Vladimir Nabokov

NABOKV-L post 0004760, Tue, 15 Feb 2000 17:10:33 -0800

Re: Boyd's Pale Fire & homophobia (fwd)
EDITOR's NOTE. Brian Boyd responds to Robert Meyers.

From: Brian Boyd <b_boyd52@hotmail.com>

If Pale Fire were homophobic, how could it be the favorite novel of Edmund
White, not only the foremost American novelist of the gay experience (A
Boy's Own Story, The Beautiful Room Is Empty, Farewell Symphony) but also
author of The Joy of Gay Sex, studies of Genet and Proust, and one of the
great American travel books (States of Desire: Travels in Gay America)?
White has taught Lolita on a course in late 20C novels, and says his
students respond more favorably to that than even, say, One Hundred Years of
Solitude; he told me he would reread Ada to fire up his verbal engine while
writing Caracole; but Pale Fire is dearest to his heart.

Robert Myers isn't the first to attack Pale Fire for its homophobia.

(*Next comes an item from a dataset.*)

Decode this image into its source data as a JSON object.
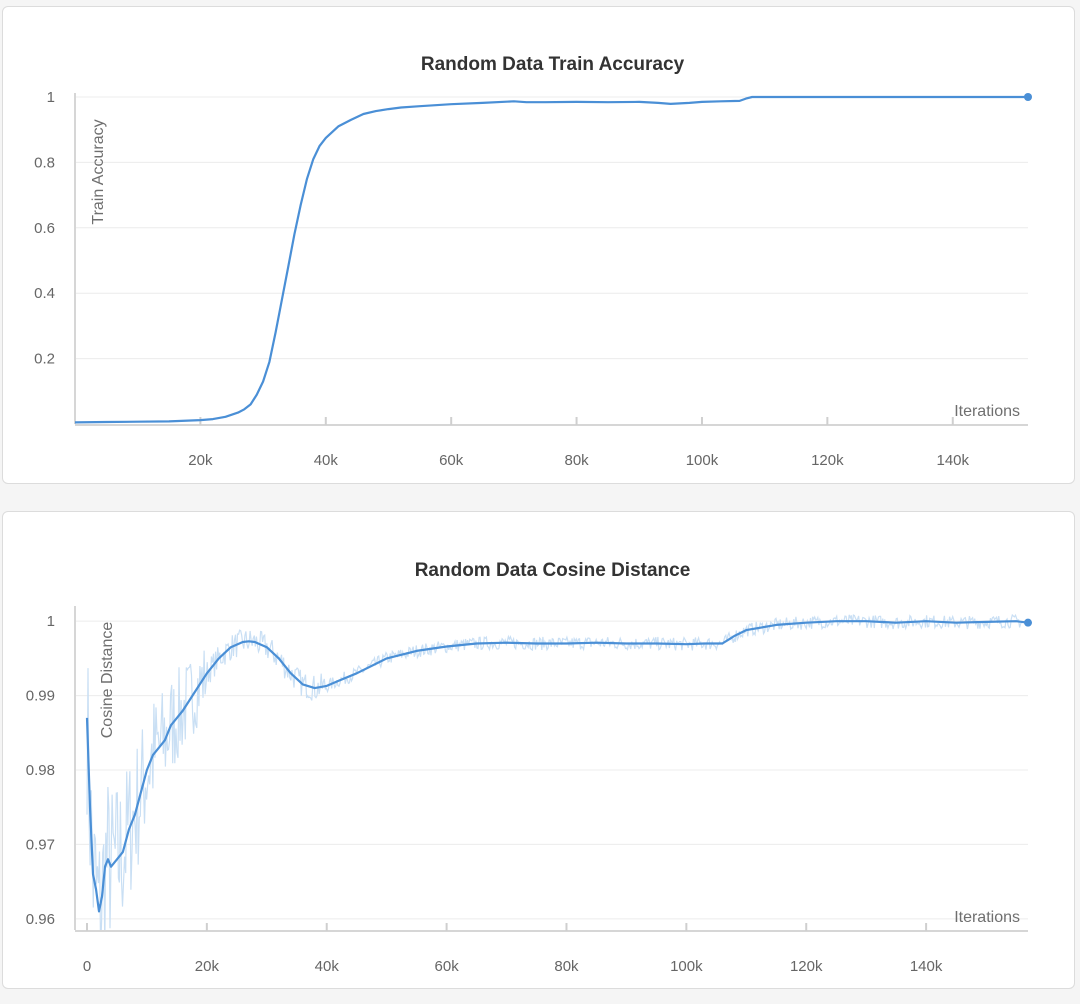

Kevin
Ohi, in the forthcoming issue of Nabokov Studies, attacks both the novel and
especially me for our homophobia. Ohi's correcter-than-thou critique was a
polemicist's dream to refute, as I do in the same issue.

Brian Boyd, University of Auckland

>From: Donald Barton Johnson <chtodel@humanitas.ucsb.edu>
>Reply-To: Vladimir Nabokov Forum <NABOKV-L@UCSBVM.UCSB.EDU>
>Subject: Boyd's Pale Fire & homophobia (fwd)
>Date: Tue, 15 Feb 2000 12:39:20 -0800
> ---------- Forwarded message ----------
>From: Robert Myers <nanrob@dellnet.com>
>I have recently had the chance to read Nabokov's Pale Fire by Mr. Boyd and
>to reread Pale Fire in the process. Though I do find Mr. Boyd's current
>analysis much more convincing and interesting than his previous ideas
>published in American Years, I am finding myself more and more troubled by
>Pale Fire itself. Perhaps it is just a marketing tool for N's PF to
>propose Pale Fire is the true masterpiece of Nabokov's life work, but the
>statements to that end on Mr. Boyd's book's jacket wear on me.
>There's something at the heart of Pale Fire which feels vacant and untrue,
>despite the pyrotechnics of the narrative technique, and the more I think
>about it the more I think the problem is the homophobia inherent in the
>work. Somehow, in Lolita, Nabokov was able to create a complex and
>(almost) sympathetic pedephilic narrator. Part of the success of Lolita
>is the tug of war between Humbert's guilt and his lust. There are echos
>of guilt in Pale Fire, but they are distant and muted. Mr. Boyd makes the
>argument that Kinbote too is guilty of child molesting, hence his exile
>and suicidal nature. But he never convincingly wrestles with this guilt.
>And all the caricatured homoerotic promiscuity seems a mere vehicle for
>cheap laughs.
>I don't know. This is my first posting to the group, so naturally I'm
>unsure of myself, but I do think that Nabokov's homophobia in relation to
>Pale Fire is little mentioned, at least in the literature I've consulted.
>And I'd appreciate anyone's thoughts on the matter.
>-Robert Myers
>EDITOR's COMMENT: NABOKV-L thanks Robert Myers for his note below. Having
>just re-read PF and Boyd's new book myself, I am a bit puzzled by
>Mr. Meyer's idea. Although Nabokov's treatment of gay characters may, in
>some of his works, fall
>short of today's "political correctness" (something, in my view,
>irrelevant to artistic merit). Boyd's new interpretation is extremely
>sympathetic to Kinbote. Note that both Hazel and Shade generously
>contribute to Kinbote's palliative fantasy and, no less important,
>Kinbote's compassion for both Hazel and Queen Disa.